4 – The concept of “single economic unit” is essential to the EU merger control. In the case of the Chinese state-owned firms, you say that the Commission seems to make a case-by-case assessment of this concept, which does not seem to promote legal certainty. Are there any criteria that can give a more or less accurate determination of “single economic unit” in mergers involving SOEs?
The ascertaining of the “single economic unit” on a case-by-case basis in itself does not automatically diminish legal certainty as the Commission through its merger control practice has developed a set of factors that can be considered in such assessment. For example, the Commission routinely referred to the following criteria when determining whether two or more SOEs belong to the same “single economic unit”: “(1) the existence of interlocking directorships between undertakings owned by the same acquiring entity; (2) the existence of adequate safeguards ensuring that commercially sensitive information is not shared between such undertakings” (EDF/Segebel, para 93).
However, there is no exhaustive list of factors that would be applicable in every case so the earlier merger decisions cannot be fully used as “precedents” for the future assessments. For example, in PKN Orlen/Grupa Lotos, two Polish companies have attempted to escape the Commission’s merger scrutiny by arguing that they belong to the same “single economic unit” controlled by the Polish State. In their submission, the parties referred to the previous Chinese SOE-related merger cases where the Commission admitted the existence of a “single economic unit” because the Chinese State had several channels to influence the decision-making of its SOEs. The Commission has rejected the analogy pointing out to the concrete evidence of past aggressive competition between the parties, which proved that the Polish State’s participation did not abolish the autonomy in their decision-making. I further explore the Commission’s competitive assessment in that case in an article published in the Yearbook of Antitrust and Regulatory Studies.
Another question that remains unanswered is whether the EU merger control can be applied to a merger of two Chinese SOEs. The answer to this question will also depend on the application of the “single economic unit” concept and determination whether two SOEs are autonomous entities and their merger should be viewed as “concentration” in the sense of the EUMR or it is an “internal reorganization” of the two companies that belong to the same “single economic unit”. At the end of 2020, two Chinese SOEs in the steel industry – China Baowu Steel Group (Baowu) and Taiyuan Iron & Steel Company (TISCO) have notified their merger to the Commission under the EUMR. However, the notification was withdrawn by the parties shortly thereafter. Although several NCAs have asserted their merger control jurisdictions over SOE-to-SOE merger, the Commission has yet to clarify its stance on this matter. I further explore the perspectives of reviewing Chinese SOE mergers under the EUMR in a recent article published in the Journal of European Competition Law & Practice.
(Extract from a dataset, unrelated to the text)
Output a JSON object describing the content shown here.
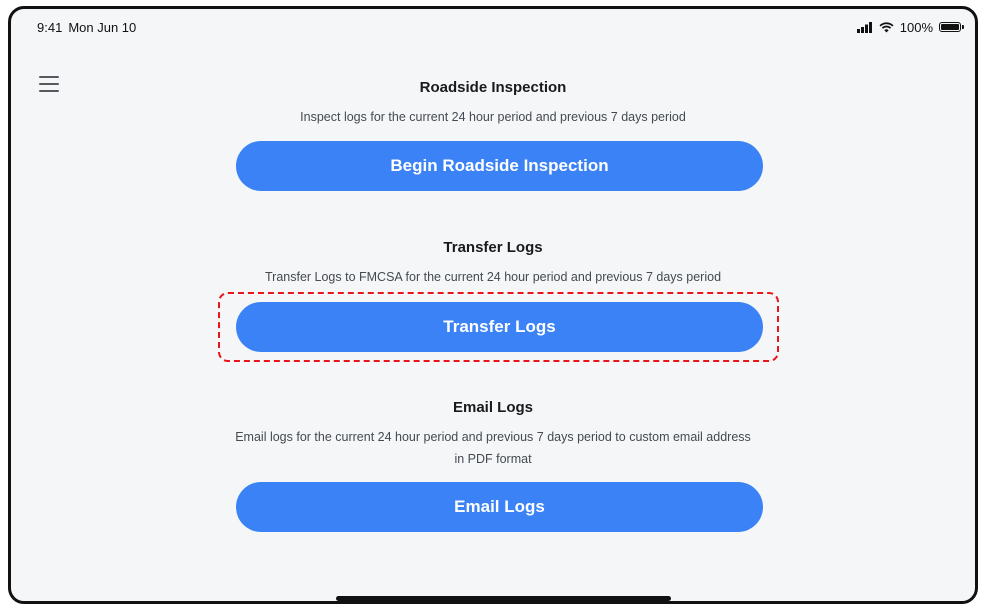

5 – Regulation 139/2004 has broadened the criteria of assessing mergers in the EU beyond the traditional search for a dominant position. In view of the increased investment of Chinese firms in the EU, can this criterion allow for the consideration of industrial policy objectives and promote the creation of “European champions” to compete with Chinese firms?
Even though the Regulation 139/2004 has changed the substantive merger assessment test from the finding of dominance to the “significant impediment to effective competition”, the merger assessment remains focused on the (anti)competitive effects of the notified concentrations. This exclusive focus on competition and consumer welfare does permit the Commission to apply a more stringent standard to the foreign SOE-related mergers or to be more lenient towards mergers of the European companies that wish to be more competitive on the global markets. This exclusive focus on competition in the internal market was recently evidenced by the prohibition of Siemens/Alstom merger, which was actively promoted by the French and German governments. The subsequently released “Franco-German Manifesto for a European Industrial Policy Fit for the 21st Century” questioned whether the existing regulatory framework allows the European companies to compete effectively with the Chinese SOEs. On this point I would side with the group of competition policy scholars led by Massimo Motta and Martin Peitz who insisted that “competition policy should be independent from political interference based on perceived European industrial goals, and respond to efficiency considerations and the protection of the competitive process”. The Austrian NCA also cautioned that the “creation of supposed national or European champions holds the danger of arbitrary regulatory decision-making and, as a result of this, would ultimately harm European and Austrian companies more than it would benefit them”.
In fact, there are examples where the establishment of the national champions through mergers was not prevented by the EU merger control as these concentrations did not lead to “significant impediment of effective competition” (Sanofi/Aventis, Gaz de France/Suez). In other cases, where the industrial consolidations would produce anti-competitive effects, the mergers were blocked under the EUMR (Aerospatiale-Alenia/de Havilland, Volvo/Scania, Schneider/Legrand, Olympic/Aegean Airlines). At the same time, the establishment or strengthening of the “national champions” can be promoted by the Member States through concentrations that do not reach the “Community dimension” thresholds and don’t have to be notified to the Commission for scrutiny under the EUMR. I further explore the industrial policies and the role of the national merger control regimes using the example of Poland in an article published in the Journal of Antitrust Enforcement.
6 – What are the perspectives of merger control for the Chinese firms in the EU?
As discussed above, the EU merger control based on “ownership neutrality” and “nationality neutrality” principles with its exclusive focus on (anti)competitive effects does not permit applying a more stringent substantive standard of assessment vis-a-vis Chinese SOEs and their acquisitions in the internal market. As discussed in the book, the complexity and obscurity of the corporate and political channels of control used by the Chinese State in relation to its SOEs create significant assessment challenges for the Commission and the NCAs in their attempts to ascertain the autonomy of SOEs in their decision-making and commercial practices. Other concerns, such as public security or level playing field cannot be addressed through merger control directly. For instance, the Commission emphasized that the “EU merger control does not allow the Commission to intervene against the acquisition of a European company solely on the grounds that the buyer benefitted from foreign subsidies”.
These concerns have prompted the adoption of two distinct legal frameworks: (1) the EU FDI Screening Regulation establishing the cooperation mechanism between the Member States and the Commission when screening foreign investments on the ground of security and public order; and (2) the proposal for a Regulation on foreign subsidies distorting the internal market. As a result, the Chinese SOE investments in the EU will be facing “three great mountains” of regulatory scrutiny: merger control (competition-based), FDI screening (security-based) and foreign subsidies control.